Et «nous devons les endoctriner, en quelque sorte, pour qu'elles comprennent mieux leur rôle et qu'elles n'aient pas de pitié pour ceux qui violent les lois de Dieu».
L'année dernière, officiellement, 43 hommes et 42 femmes ont été condamnés à la flagellation pour crimes religieux dans la seule ville de Banda Aceh.
Auparavant, les punitions visaient essentiellement la consommation ou la vente d'alcool, le jeu, surtout les hommes. Ces derniers temps, elles ont davantage ciblé les gestes d'affection en public, l'adultère ou les relations sexuelles avant mariage, et plus de femmes.
La tendance est plutôt au raidissement. Cet été, le Conseil des oulémas d'Aceh a émis une fatwa (édit religieux) interdisant le jeu vidéo ultra-populaire PUBG accusant sa violence d'insulter l'islam. Interdits également les matches de foot féminins car il n'y a pas de stade pour les femmes.

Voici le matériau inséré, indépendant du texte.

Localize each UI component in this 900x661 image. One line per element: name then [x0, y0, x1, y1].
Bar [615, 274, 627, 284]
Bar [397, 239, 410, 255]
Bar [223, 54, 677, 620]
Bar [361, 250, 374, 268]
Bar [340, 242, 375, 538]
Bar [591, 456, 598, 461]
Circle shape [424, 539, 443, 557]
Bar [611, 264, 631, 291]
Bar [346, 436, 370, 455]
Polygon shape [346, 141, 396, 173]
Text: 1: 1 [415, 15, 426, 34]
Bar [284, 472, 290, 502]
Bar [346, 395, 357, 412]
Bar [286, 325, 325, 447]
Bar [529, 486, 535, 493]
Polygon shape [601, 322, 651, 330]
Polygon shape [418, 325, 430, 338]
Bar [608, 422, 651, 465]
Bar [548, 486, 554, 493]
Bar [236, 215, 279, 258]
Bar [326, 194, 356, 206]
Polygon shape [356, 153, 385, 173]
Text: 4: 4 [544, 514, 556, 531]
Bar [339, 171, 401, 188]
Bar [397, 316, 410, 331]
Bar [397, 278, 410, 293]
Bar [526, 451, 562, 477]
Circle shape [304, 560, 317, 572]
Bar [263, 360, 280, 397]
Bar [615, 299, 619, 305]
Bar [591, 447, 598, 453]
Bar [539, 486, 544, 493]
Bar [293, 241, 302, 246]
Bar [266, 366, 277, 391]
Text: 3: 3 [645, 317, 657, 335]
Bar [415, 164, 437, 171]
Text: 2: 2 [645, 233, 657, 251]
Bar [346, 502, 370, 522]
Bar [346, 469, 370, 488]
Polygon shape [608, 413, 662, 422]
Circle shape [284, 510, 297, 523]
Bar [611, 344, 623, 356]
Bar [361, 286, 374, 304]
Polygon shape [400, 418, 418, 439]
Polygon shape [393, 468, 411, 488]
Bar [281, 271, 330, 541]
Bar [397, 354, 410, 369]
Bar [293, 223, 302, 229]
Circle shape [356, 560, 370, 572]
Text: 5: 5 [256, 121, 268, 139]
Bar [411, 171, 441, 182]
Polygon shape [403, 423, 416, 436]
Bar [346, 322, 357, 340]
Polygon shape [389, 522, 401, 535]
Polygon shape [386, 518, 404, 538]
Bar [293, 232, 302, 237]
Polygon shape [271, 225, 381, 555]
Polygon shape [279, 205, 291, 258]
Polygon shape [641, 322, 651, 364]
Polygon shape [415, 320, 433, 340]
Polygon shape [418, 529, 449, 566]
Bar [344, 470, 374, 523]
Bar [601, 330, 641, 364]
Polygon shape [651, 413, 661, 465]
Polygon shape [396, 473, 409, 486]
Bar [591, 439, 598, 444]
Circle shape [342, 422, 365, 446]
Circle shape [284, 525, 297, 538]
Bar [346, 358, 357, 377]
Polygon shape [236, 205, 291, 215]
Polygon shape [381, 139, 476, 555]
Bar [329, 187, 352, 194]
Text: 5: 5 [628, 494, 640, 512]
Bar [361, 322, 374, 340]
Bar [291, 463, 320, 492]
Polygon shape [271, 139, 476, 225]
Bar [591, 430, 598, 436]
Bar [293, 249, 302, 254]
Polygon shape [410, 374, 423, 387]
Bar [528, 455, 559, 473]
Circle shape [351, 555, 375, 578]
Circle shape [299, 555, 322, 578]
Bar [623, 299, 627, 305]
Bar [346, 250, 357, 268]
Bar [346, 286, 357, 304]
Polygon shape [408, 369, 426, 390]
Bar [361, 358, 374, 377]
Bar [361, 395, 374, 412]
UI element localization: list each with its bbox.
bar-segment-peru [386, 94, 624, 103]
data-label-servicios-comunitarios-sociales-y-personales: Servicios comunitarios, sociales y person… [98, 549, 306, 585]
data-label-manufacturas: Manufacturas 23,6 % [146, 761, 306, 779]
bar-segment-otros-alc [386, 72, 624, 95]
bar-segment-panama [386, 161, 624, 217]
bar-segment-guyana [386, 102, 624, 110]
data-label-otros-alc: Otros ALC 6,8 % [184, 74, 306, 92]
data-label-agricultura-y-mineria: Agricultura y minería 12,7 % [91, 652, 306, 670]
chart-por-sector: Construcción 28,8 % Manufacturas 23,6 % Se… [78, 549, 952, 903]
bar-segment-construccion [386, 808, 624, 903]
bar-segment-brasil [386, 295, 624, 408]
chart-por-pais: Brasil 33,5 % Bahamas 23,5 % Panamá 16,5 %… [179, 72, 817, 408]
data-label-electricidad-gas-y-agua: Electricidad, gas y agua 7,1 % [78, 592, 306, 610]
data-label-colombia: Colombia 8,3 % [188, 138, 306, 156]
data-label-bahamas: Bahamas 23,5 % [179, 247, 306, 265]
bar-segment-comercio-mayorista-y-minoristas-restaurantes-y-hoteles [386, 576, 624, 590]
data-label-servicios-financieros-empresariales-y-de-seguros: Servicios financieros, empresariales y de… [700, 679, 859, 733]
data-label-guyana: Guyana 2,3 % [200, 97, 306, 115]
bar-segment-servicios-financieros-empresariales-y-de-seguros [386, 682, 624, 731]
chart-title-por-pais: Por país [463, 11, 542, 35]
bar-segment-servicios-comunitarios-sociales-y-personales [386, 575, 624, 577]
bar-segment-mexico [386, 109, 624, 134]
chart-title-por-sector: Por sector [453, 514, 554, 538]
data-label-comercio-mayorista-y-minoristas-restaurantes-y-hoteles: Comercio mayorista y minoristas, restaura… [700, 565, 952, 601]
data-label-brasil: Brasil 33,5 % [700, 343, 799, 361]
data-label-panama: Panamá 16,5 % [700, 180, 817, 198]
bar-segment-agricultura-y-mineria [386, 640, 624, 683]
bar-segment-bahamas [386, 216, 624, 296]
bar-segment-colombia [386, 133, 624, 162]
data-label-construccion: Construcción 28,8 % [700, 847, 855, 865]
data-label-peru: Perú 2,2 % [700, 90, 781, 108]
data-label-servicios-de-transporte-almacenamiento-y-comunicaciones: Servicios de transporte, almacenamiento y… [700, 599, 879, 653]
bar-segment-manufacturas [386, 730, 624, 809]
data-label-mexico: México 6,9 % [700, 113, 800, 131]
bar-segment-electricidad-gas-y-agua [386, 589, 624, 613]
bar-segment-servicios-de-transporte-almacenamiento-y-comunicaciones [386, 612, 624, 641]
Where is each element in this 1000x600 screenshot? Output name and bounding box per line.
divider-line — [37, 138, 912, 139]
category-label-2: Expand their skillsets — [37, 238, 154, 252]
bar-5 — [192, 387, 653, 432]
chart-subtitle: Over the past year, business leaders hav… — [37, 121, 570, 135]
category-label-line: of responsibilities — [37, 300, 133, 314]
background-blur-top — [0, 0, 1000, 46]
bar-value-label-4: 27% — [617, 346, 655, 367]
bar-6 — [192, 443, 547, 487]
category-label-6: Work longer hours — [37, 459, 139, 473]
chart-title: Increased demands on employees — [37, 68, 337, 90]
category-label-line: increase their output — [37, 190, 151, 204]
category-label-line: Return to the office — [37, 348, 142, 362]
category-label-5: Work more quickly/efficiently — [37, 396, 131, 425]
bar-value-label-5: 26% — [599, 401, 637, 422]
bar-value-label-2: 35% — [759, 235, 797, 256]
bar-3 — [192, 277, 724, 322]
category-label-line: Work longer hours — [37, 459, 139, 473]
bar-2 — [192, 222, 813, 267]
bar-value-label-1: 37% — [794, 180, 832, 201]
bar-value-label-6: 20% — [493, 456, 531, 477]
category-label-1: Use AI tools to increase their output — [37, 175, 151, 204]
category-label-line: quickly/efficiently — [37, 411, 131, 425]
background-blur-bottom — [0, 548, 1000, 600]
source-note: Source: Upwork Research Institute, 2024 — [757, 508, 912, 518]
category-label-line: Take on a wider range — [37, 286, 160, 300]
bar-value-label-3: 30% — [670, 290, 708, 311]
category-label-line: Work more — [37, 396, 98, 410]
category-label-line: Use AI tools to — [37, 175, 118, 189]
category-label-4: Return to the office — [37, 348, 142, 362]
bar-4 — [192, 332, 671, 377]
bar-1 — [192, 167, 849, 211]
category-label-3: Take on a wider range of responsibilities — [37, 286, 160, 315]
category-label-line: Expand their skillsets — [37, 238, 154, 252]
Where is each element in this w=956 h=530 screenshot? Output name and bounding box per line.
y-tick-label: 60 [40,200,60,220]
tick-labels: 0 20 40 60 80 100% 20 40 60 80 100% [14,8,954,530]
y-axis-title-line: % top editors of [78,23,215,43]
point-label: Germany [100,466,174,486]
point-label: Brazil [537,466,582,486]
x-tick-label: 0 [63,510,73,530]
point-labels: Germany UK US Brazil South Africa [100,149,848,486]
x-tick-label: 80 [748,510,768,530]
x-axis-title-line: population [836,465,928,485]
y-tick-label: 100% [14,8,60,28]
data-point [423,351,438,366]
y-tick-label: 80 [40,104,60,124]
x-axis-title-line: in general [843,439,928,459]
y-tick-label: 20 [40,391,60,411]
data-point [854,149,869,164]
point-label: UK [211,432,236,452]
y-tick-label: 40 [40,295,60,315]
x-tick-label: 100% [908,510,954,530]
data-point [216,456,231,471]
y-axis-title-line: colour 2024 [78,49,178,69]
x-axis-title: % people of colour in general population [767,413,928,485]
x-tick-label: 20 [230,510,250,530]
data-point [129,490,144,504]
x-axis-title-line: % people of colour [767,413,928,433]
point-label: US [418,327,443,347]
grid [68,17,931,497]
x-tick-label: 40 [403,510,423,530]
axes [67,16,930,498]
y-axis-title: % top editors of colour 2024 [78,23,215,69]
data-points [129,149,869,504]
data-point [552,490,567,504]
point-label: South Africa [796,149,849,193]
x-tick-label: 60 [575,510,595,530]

A Aceh, 220.000 habitants, les distractions pour les jeunes gens sont rares. Des ballades en ville ou sur les plages, en groupes de garçons ou de filles, en jean tennis et voile coloré. Des cafés où l'on ne se mélange pas sans être mariés.
La Wilayatul Hisbah est partout. Des patrouilles de la police religieuse parcourent les espaces publics, les restaurants, les cafés, surveillent la population jour et nuit, agissent sur dénonciation.
Scènes banales de patrouille en pick-up suivie récemment par une équipe de l'AFP.
Les policiers en uniforme kaki s'approchent d'un couple assis sur la plage : il s'en sort avec une réprimande. Ailleurs, un groupe d'hommes et de femmes attablés dans un café vers 03H00 du matin sont arrêtés, soupçonnés d'avoir violé la législation sur la séparation entre hommes et femmes non mariés.
«On ne connaissait même pas ces femmes assises à des tables différentes», s'insurgera l'un des hommes interrogé en détention. Après admonestation, ils seront tous libérés. Mais les hommes pourraient encore être inculpés pour homosexualité.
Amnesty International demande régulièrement l'abandon de ce type de punition. «Frapper à coups de bâton est un châtiment inhumain et dégradant, pouvant constituer un acte de torture», a déclaré à l'AFP son directeur exécutif Usman Hamid.
Mais cette pratique est largement soutenue par la population de la province d'Aceh dont les cinq millions d'habitants sont à 98% musulmans.
«Il faut des châtiments plus sévères, comme la lapidation, pas seulement la flagellation à Aceh», dit par exemple Saiful Tengkuh, un habitant. «Quelqu'un condamné pour adultère devrait être puni de 100 jets de pierre».
La province d'Aceh a envisagé un temps la décapitation pour les crimes les plus graves. Le gouvernement central y a mis son veto.
La honte comme exemple
Outre les blessures que la flagellation entraîne, ses victimes sont marquées du sceau de l'humiliation qui force beaucoup d'entre elles à quitter la région par honte ou parce que les clients désertent leur magasin.
Pour les femmes, une arrestation, même pour une cause mineure, est risquée. Elle les expose au harcèlement sexuel ou aux viols pendant l'arrestation ou la détention, selon des ONG locales dont le Réseau de la société civile contre la charia. Et si ensuite elles déposent plainte sans preuves, elles risquent d'être condamnées à de nouveaux coups.
Les autorités d'Aceh, elles, se disent «beaucoup plus clémentes» qu'en Arabie saoudite ou dans la quinzaine de pays musulmans où la flagellation elle est appliquée.
«Notre but n'est pas de blesser les gens en les flagellant», affirme Safriadi. «Le plus important c'est la honte infligée aux condamnés et aux spectateurs».